It was a brighter morning than the last two, less wintry as well. The mud underfoot was soft and the puddles not iced over. An ice blue sky stretched over London, the backdrop to an insipid sunrise and dappled grey clouds. Still winter then. Breath clouded in front of me and everything seemed pale and calm. The cold keeps the dog walkers away, but makes the morning struggle with the dead weight of the duvet one I more often lose than win.
Walking out across the pitches I notice the gulls that roost here are already mostly gone. Only a few remain to be mobbed by the restless crows for any worms their pattering feet bring to the surface. I track one idly in flight. A first winter, it is already agile enough to keep the crows at bay, but maybe they’re not seriously pursuing it. Dull brown feathers are scattered across the wings and body like little autumn leaves. I continue to follow it as it comes back across and morphs from the expected Black-headed Gull into a Common Gull. I’d misjudged the size; and the everyday turns into something different. Not exciting – by coincidence the common in the name also suggests something of its regularity – and not something unexpected either, but something new. I’d never seen one here before. I look around and find an adult perched on the grass too. Crisp white and grey, as if it had been made of snow and shadows.
Maybe transformation was the theme of the walk.
Halfway across the park and looking back over my shoulder. A crow sailed across the sky. As crows have done and will do, it looked dark and angular and uncannily like a bird of prey. It came in across the park, holding my attention when it banked, revealing a pale barred underbody. In an instant I correct myself. Not crow but Peregrine Falcon. It flies into the sunrise but the light is weak and I can still make out the plumage; the black hood and white cheeks and the sheer muscular bulk of its body. It circles around and heads off towards the tall towers of the city.

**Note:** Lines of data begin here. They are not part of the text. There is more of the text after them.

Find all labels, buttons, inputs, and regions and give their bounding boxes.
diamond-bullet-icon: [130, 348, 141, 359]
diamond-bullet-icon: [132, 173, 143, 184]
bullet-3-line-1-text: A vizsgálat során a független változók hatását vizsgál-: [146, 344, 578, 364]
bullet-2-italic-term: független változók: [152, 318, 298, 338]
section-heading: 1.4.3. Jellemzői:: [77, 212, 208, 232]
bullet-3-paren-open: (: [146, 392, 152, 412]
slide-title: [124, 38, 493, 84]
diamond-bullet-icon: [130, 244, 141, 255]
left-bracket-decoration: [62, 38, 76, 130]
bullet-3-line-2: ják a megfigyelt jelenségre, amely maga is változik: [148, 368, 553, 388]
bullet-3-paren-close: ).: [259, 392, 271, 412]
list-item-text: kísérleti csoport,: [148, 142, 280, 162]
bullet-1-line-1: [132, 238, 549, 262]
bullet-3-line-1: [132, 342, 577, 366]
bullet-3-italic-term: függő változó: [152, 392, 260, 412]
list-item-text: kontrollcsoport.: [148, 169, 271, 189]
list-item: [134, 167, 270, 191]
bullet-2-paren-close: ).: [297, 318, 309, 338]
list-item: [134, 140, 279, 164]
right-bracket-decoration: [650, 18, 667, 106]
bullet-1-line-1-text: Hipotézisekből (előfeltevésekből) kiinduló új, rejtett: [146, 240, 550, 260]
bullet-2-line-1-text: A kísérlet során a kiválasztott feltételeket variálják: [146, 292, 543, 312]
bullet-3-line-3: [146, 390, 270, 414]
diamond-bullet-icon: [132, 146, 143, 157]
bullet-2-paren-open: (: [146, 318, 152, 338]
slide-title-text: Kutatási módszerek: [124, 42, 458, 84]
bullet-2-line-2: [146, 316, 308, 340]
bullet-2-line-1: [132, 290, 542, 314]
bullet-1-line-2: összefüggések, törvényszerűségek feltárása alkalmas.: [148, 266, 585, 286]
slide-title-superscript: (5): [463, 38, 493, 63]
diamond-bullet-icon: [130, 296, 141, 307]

Transformations. Formerly one of Britain’s rarest birds and inhabitant of the tallest cliffs in the remotest parts; a recently resurgent population has taken them into our cities. The towers make perfect cliffs, with a seemingly endless supply of pigeons. It could be one of London’s, or one from further afield. Peregrine, from peregrinate, was first defined to me as ‘winter wandering’: my dictionary only states ‘wandering’, but the winter part stuck. The idea of winter’s nomadic Peregrine Falcons can’t be moved from my mind.
As it flies off into the sunrise I involuntarily dredge up all the extraordinary facts about this species. But nothing quite compares to the experience of actually seeing it. It transforms the morning from pleasant to something electric. Not so much the spring, but the spark in my step.
A mixed flock of roughly forty Redwings and Fieldfares flew over the tall trees to the north. I wonder what awaits them in Willesden, maybe Wembley or perhaps even Watford? I wonder where they go, and where they roost. I figure I’ll never know and not everything needs extraordinary facts. I stamp off down the pavement to bring life to my numb cold toes. I walk past the tube station against the tide of suits. Nobody makes eye contact with the man with the binoculars, muddy-green coat and cheap wellies.